— О, конечно… Имоджин делает тебя неуправляемым. Должен признаться, это ставит меня в тупик, но мы что-нибудь придумаем, что-нибудь не имеющее отношения к тому, на ком ты женишься. А женишься ты на моей дочери. Объявим об этом публично на Ассамблее. Герцогство ты получишь в день помолвки.
Чувствуя, как его захлестывает волна паники, сенешаль попытался изобразить приличествующую случаю радость. Но… у него ничего не получалось, и Конрад видел это.

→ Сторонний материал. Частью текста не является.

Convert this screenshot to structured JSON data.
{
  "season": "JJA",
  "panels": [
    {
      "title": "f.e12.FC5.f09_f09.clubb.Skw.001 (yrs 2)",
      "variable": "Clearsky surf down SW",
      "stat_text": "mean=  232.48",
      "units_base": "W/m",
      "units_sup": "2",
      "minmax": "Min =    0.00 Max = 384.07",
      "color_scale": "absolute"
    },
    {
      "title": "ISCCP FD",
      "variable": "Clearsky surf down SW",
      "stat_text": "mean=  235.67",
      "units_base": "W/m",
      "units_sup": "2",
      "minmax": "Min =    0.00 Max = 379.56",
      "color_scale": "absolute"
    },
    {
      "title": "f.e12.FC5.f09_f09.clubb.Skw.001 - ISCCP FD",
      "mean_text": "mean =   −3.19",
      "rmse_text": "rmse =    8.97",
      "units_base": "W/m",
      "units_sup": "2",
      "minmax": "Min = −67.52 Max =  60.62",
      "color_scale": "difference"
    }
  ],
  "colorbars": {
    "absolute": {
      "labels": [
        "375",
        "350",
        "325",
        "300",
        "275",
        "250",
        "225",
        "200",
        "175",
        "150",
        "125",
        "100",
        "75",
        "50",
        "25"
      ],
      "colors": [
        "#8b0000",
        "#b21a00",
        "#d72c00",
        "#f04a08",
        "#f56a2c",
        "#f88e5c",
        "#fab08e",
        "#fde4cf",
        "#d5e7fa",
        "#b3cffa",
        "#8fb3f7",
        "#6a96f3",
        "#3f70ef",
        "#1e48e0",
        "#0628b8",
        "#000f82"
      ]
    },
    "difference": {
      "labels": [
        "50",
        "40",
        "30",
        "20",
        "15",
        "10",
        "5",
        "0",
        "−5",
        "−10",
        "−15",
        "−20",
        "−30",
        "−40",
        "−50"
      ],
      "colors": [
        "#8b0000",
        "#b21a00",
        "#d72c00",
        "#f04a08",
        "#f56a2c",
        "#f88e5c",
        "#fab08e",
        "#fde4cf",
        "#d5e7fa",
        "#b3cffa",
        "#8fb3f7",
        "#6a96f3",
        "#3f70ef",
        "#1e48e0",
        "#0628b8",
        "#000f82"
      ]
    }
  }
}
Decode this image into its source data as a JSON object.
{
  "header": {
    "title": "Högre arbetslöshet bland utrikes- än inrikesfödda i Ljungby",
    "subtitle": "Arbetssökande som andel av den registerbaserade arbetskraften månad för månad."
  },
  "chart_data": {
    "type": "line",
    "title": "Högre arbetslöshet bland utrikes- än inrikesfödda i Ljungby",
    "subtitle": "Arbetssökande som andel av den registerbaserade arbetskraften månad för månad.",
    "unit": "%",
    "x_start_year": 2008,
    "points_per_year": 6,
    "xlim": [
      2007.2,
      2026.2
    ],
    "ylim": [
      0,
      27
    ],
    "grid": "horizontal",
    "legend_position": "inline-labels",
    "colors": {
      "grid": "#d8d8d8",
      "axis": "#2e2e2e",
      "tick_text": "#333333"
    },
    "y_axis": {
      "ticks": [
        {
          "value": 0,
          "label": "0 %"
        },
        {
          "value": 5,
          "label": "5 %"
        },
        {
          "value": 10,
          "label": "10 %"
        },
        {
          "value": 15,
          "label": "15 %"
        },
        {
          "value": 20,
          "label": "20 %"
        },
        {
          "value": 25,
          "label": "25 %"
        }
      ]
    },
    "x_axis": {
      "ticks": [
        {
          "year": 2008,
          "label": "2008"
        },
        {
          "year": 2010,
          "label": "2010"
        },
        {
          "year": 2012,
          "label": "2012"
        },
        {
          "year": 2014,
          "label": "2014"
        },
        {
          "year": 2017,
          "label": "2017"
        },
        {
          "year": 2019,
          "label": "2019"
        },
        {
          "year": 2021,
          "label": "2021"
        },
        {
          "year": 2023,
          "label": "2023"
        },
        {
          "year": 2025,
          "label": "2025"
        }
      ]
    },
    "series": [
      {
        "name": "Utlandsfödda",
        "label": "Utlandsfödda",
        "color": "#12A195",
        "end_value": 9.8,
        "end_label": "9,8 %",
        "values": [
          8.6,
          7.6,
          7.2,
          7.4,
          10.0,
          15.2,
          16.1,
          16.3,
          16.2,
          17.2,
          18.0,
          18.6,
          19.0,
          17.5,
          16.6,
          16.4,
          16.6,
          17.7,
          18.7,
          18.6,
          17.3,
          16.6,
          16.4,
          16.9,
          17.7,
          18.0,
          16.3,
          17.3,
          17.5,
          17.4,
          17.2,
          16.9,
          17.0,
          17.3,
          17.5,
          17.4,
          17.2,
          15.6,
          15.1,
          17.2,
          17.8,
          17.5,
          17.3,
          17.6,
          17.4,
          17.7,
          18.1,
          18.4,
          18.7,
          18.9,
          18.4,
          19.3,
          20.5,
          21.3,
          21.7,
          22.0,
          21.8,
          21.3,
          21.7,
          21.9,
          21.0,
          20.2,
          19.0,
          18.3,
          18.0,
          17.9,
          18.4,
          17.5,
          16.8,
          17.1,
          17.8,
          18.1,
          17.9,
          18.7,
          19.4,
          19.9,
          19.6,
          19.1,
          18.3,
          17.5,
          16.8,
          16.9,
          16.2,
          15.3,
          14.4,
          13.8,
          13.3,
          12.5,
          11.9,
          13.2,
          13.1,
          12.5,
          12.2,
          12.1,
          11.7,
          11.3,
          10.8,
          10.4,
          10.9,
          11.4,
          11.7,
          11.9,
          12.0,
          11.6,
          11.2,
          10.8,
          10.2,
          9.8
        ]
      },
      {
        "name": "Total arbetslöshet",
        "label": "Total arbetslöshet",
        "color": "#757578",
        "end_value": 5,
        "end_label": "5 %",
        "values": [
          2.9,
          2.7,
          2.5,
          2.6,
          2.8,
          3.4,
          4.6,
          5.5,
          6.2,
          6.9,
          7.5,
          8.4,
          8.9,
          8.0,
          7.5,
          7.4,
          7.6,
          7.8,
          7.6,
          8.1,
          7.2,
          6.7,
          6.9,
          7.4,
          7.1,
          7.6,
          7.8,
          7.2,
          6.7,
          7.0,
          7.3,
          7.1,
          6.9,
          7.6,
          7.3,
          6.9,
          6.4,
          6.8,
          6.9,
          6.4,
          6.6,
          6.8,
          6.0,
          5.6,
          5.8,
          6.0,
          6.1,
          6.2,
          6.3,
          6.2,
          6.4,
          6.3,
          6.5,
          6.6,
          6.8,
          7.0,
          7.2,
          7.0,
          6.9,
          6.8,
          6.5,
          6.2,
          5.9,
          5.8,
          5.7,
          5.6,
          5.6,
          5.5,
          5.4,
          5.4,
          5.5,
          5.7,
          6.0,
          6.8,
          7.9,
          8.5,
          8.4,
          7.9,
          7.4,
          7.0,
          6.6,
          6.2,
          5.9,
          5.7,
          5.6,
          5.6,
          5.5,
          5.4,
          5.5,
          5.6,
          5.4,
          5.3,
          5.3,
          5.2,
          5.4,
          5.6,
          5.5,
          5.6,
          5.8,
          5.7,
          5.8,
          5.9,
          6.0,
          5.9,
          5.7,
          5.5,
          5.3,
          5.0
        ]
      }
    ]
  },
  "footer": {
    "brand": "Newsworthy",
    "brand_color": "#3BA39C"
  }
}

— Маркус, я же меняю твою судьбу.
— Да, сир.
Маркус принужденно улыбнулся. В годы юности он продал бы душу за то, что ему только что предложили; однако сейчас мог думать лишь о том, что снова теряет Имоджин. И, хуже того, тот, кто ее получит, может после первой же брачной ночи выставить ее вон. Многие женихи закрыли бы глаза на то, что она не девственница, ради ее богатого приданого, но только не праведный Виллем. Если она достанется ему, он ни за что не простит ее.
Маркус из кожи вон лез, пытаясь выглядеть исполненным благодарности, но Конрад слишком хорошо его знал.
— Не зли меня, Маркус, — сказал он сквозь стиснутые зубы. — Возвращайся к себе, поразмышляй о том, как необыкновенно тебе повезло, и не выходи оттуда, пока не осознаешь, в каком ты долгу передо мной.
Выйдя из спальни императора на галерею, ведущую к лестнице в зал, Маркус уже не пытался скрыть охватившее его отчаяние. На мгновение он остановился, разрываясь между желанием вернуться, с мольбой пасть к ногам Конрада или броситься куда-нибудь, куда угодно, попытаться сделать хоть что-нибудь… но что? Этого он даже представить себе не мог.
Он ступил на огороженную винтовую лестницу и начал подниматься, но почти сразу же остановился, удивленно приоткрыв рот: на верхней ступеньке стоял кардинал, явно дожидаясь его.
— Мы никогда особенно не любили друг друга, сенешаль, — негромко сказал Павел. — Однако оба понимаем, что на западе выросла трава, которую нужно вырвать с корнем. Поговорим об этом позже?
«Вот до чего дошло, — подумал Маркус, глядя в светло-голубые глаза, так пугающе похожие на глаза его господина. — Неужели я способен действовать заодно с одним из самых мерзких людей, которых когда-либо знал?» И что-то внутри у него умерло, когда он осознал: да, способен.
На закате, к изумлению Эрика, они добрались до Монбельяра.
— А ведь мы поднялись в нагорья! — воскликнул он, когда они остановились у поместья, возвышающегося над городом. — Это дальше, чем мы проскакали за первый день с Виллемом.
Лошади у них совсем вымотались.
Линор выглядела утомленной, но довольной и явно гордилась собой. Она подняла вуаль: вокруг глаз залегли тени усталости, но в остальном она, как обычно, была прелестна.